Se perguntam “como vai”, “ótimo”. A resposta sincera? “Mal, péssimo, fui descartado.” Mas porque a resposta do jogo? Porque a sinceridade não é valorizada. Não faz as coisas acontecerem. Sentimentos são fraqueza, numa época em que todos querem expor os seus mas não aceitam quem o faz. E o ciclo que se cria é de tortura absoluta: quem começou a se expor não consegue mais refrear o impulso, enquanto quem ouve fecha-se para não correr o mesmo risco. Na sinceridade da resposta de um jogador, “nada aconteceu, as coisas simplesmente são assim.”

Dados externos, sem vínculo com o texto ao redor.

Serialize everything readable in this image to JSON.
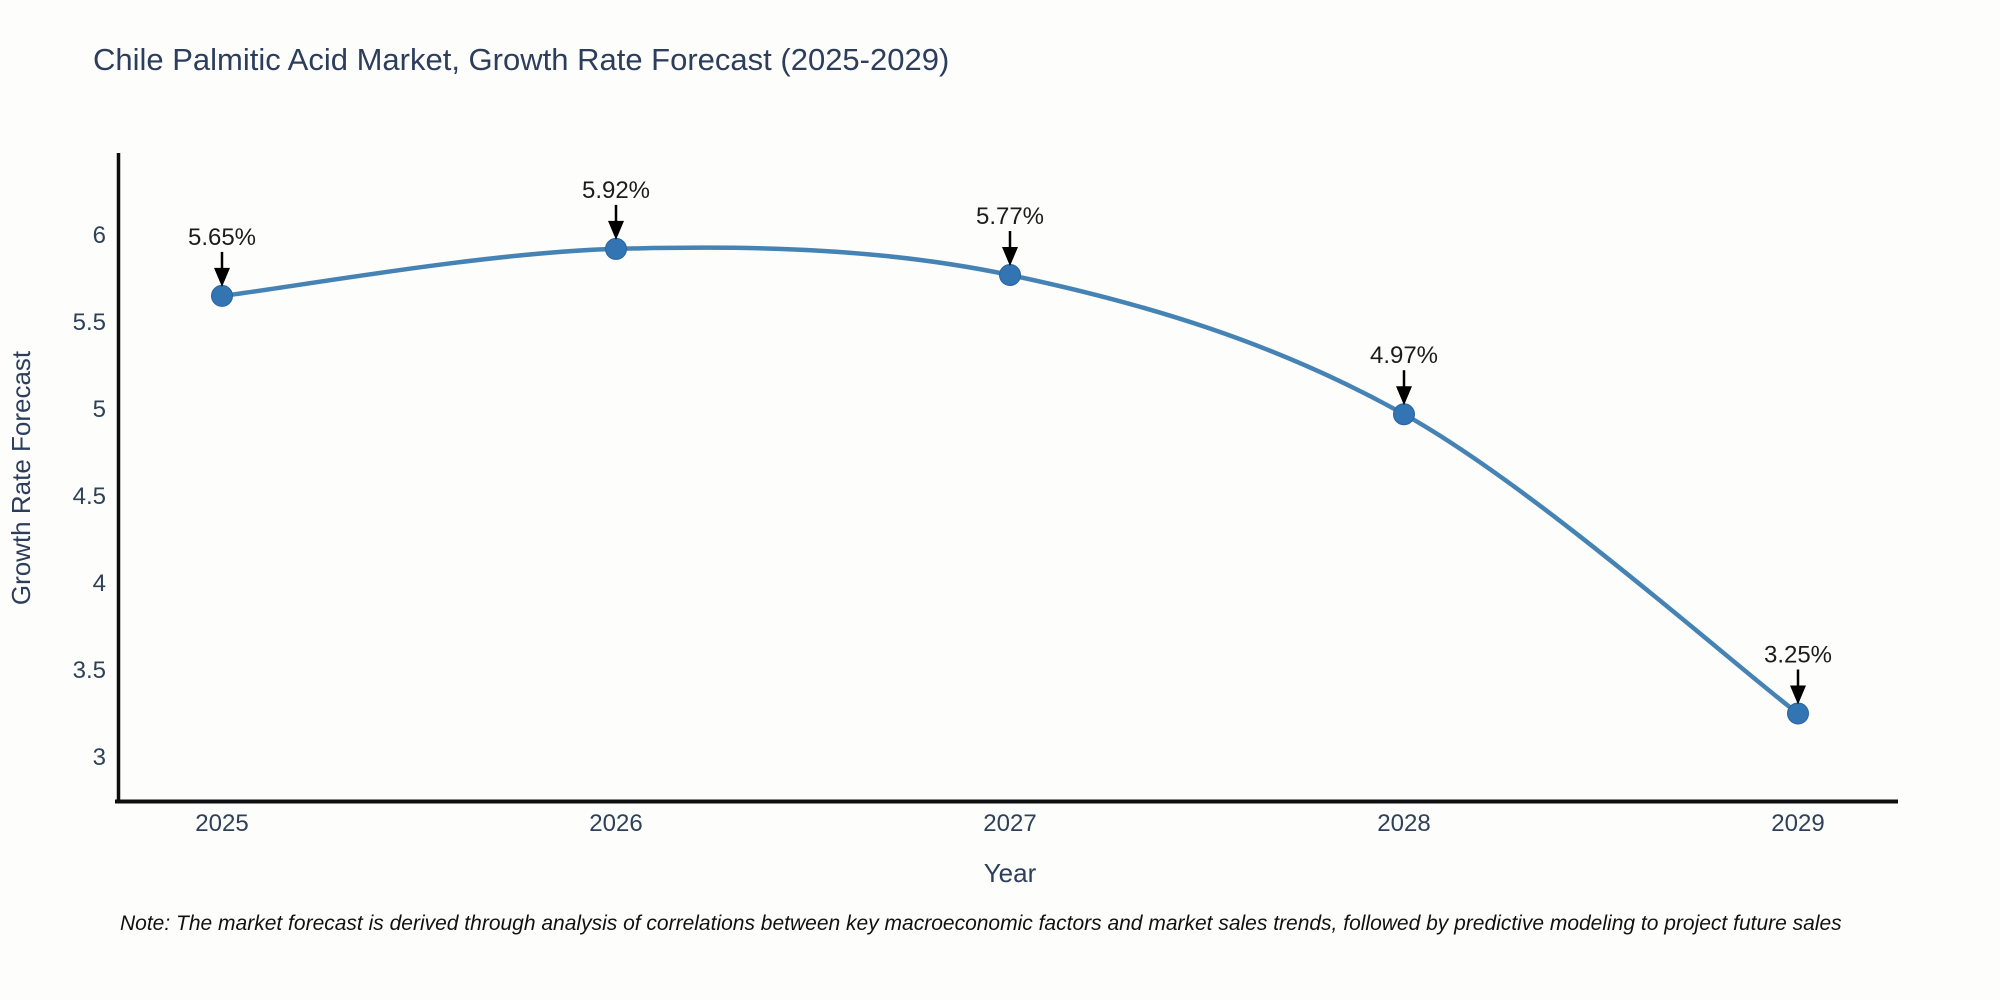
{
  "page": {
    "background_color": "#fdfdfb"
  },
  "chart_data": {
    "type": "line",
    "title": "Chile Palmitic Acid Market, Growth Rate Forecast (2025-2029)",
    "xlabel": "Year",
    "ylabel": "Growth Rate Forecast",
    "x": [
      2025,
      2026,
      2027,
      2028,
      2029
    ],
    "y": [
      5.65,
      5.92,
      5.77,
      4.97,
      3.25
    ],
    "point_labels": [
      "5.65%",
      "5.92%",
      "5.77%",
      "4.97%",
      "3.25%"
    ],
    "x_ticks": [
      "2025",
      "2026",
      "2027",
      "2028",
      "2029"
    ],
    "y_ticks": [
      3,
      3.5,
      4,
      4.5,
      5,
      5.5,
      6
    ],
    "ylim": [
      2.75,
      6.46
    ],
    "grid": false,
    "legend": "none",
    "line_color": "#4583b5",
    "marker_color": "#3374b3",
    "marker_edge_color": "#2a62a0",
    "axis_color": "#0e0e0e",
    "annotation_arrow_color": "#000000",
    "text_color": "#2c3e5c"
  },
  "note": {
    "text": "Note: The market forecast is derived through analysis of correlations between key macroeconomic factors and market sales trends, followed by predictive modeling to project future sales"
  }
}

Não importa como está seu espírito, o expediente é o mesmo. As doenças da alma não permitem a ausência no trabalho, por mais que o trabalho não possa ser feito nas condições em que se está. Não há licença médica para a tristeza, embora seja muito mais nociva e contagiosa que tantas das doenças que nos deixam na cama.

Quando algo novo acontece, nada de demonstrar felicidade. O jogo não permite. Um deslize, um olhar mais acentuado no momento errado, e você perdeu sua chance de avançar para a fase seguinte. Não adianta tentar repetir estratégias: cada pessoa é um novo tabuleiro.

Lancem os dados. E que vença... o melhor?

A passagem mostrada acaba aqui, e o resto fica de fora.